Branded Content MarketingIl Branded Content Marketing si sta imponendo nel mondo della comunicazione soprattutto grazie alla sua capacità di adattarsi alla rete, al “mondo del web” verso cui stanno migrando in massa le giovani generazioni, sempre meno attratte dalla televisione.

E’ fatto ormai accertato che gli spot tradizionali, in internet, vengono subiti dai naviganti come un affronto alla loro libertà di clicccare a destra e a manca. Al contrario, un video originale, ben fatto e divertente viene ben accolto e magari condiviso e commentato sui social network. I migliori fra questi video diventano “virali”, ed è facile immaginare quanto possa interessare, ad un’azienda, diffondere il proprio brand alla pari di un virus …

Se a tutto ciò aggiungiamo che nulla vieta di distribuire questi contenuti anche in TV – e qui andrebbe aperto un capitolo a parte – ecco spiegato in estrema sintesi il motivo di tanto successo del Branded Content.

Volendo andare più a fondo rispetto a queste semplici premesse, consigliamo una ricerca condotta da 2B-Demoskopea che cerca di delineare il fenomeno del Branded Content agli occhi dei consumatori. La ricerca è stata ripresa e ben sintetizzata da un articolo di PrimaOnline, che riportiamo qui di seguito:

Raccontare la marca, i suoi valori e i suoi contenuti attraverso un nuovo modello di comunicazione che coinvolga lo spettatore-consumatore. E’ quello che fa il branded entertainment, lo strumento di marketing che lavora sui concetti di vicinanza, dialogo, partecipazione e divertimento per costruire l’identità del brand e renderlo ancora più appetibile agli occhi del pubblico.

L’Osservatorio Branded Entertainment – un organo associativo che riunisce aziende nazionali e internazionali che utilizzano, producono, commissionano o distribuiscono contenuti brandizzati – ha presentato il 28 gennaio i risultati di una ricerca condotta da 2B-Demoskopea che cerca di delineare il fenomeno del branded content agli occhi dei consumatori attraverso quattro ‘famiglie’: ‘Valorizzazione esplicita’, ‘Approccio ludico non finalizzato’, ‘Seduzione’, ‘La relazione strumentale’, ognuna con diversi gradi di innovatività, coinvolgimento e narrazione.

La prima tipologia di branded entertainment, denominata ‘Valorizzazione esplicita’ – che pure non vede alcuna centralità effettiva del prodotto – risulta forte in termini di motivazione all’acquisto, grazie a un livello di coinvolgimento e innovatività elevati. Si collocano in questa famiglia gli esempi di Heineken The real master of intuition e il mini-documentario di Illy Artisti del Gusto su Nat Geo.

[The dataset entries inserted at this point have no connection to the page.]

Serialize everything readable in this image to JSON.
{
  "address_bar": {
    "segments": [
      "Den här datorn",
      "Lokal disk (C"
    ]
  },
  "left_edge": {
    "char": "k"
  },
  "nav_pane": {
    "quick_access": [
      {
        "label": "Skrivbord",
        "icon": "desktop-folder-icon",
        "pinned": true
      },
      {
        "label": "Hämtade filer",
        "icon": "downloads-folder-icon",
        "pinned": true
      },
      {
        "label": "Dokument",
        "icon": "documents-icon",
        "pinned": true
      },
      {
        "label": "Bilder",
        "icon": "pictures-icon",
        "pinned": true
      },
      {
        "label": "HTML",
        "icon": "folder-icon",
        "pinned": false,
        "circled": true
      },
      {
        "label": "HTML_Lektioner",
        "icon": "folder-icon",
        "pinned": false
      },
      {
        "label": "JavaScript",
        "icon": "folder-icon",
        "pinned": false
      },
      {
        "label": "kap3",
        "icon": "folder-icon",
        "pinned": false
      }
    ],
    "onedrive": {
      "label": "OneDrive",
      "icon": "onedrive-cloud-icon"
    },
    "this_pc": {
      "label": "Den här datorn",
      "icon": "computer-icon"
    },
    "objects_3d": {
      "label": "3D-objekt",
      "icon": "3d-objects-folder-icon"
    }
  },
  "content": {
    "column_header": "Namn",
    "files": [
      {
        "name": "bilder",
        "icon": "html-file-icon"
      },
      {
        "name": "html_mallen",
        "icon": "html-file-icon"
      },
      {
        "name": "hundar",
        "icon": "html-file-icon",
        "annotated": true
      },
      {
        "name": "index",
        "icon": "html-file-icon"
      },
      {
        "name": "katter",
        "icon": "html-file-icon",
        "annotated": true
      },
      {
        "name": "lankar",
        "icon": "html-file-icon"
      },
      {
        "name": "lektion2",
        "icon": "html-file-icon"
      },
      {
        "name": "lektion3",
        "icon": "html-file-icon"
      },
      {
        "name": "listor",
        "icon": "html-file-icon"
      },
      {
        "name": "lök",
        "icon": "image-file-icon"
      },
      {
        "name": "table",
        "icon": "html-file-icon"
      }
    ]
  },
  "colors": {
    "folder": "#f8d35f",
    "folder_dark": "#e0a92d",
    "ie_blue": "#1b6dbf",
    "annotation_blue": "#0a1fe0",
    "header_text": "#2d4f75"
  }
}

La seconda tipologia (‘Approccio ludico non finalizzato’) gode del meccanismo di empatia generato dal pure fun (mi ha divertito), ma non garantisce un effetto di ritorno né sull’immagine di marca né sull’intenzione di acquisto del prodotto, poiché l’esperienza è vissuta come fine a se stessa. Vengono citati ad esempio per questa famiglia i casi di Bye Bye Cinderella (operazione di Perfetti – Daygum su La5) o di Cinzia per la pelle (iniziativa per Dermaday di IDI Farmceutica).

La terza tipologia (‘Seduzione’) si muove in modo abbastanza bilanciato sul coinvolgimento e la narrazione, ma è debole su innovatività e lavora poco sugli aspetti concreti del prodotto. Qui rientrano i casi di branded content come Magnum (Five Kisses) o Vision di Burn.

La quarta tipologia (‘Relazione strumentale’), pur essendo più capace di “parlare” del prodotto, risulta meno funzionale alla sua ricerca rispetto alla prima e terza tipologia: i codici sono ancora prossimi alla comunicazione di tipo tradizionale e quindi meno in grado di potenziare aspetti specifici del Braned entertainment. In questa famiglia ritroviamo le forme evolute di Telepromozioni (i cosiddetti filler).

In generale dalla ricerca emerge che, rispetto ad altre forme di advertainment, il branded entertainment risulta diverso per il 38% degli intervistati, più profondo (richiede più attenzione per il 30% del campione), più interattivo per il 29% (grazie alla narrazione, che essa sia a finalità informativa, ludica o patemica) e più vicino (anche grazie a un certo ‘disinteresse alla vendita’ – 12%). Il branded entertainment sembra avere quindi delle potenzialità interessanti proprio per il maggiore livello di ingaggio che offre o chiede al suo spettatore.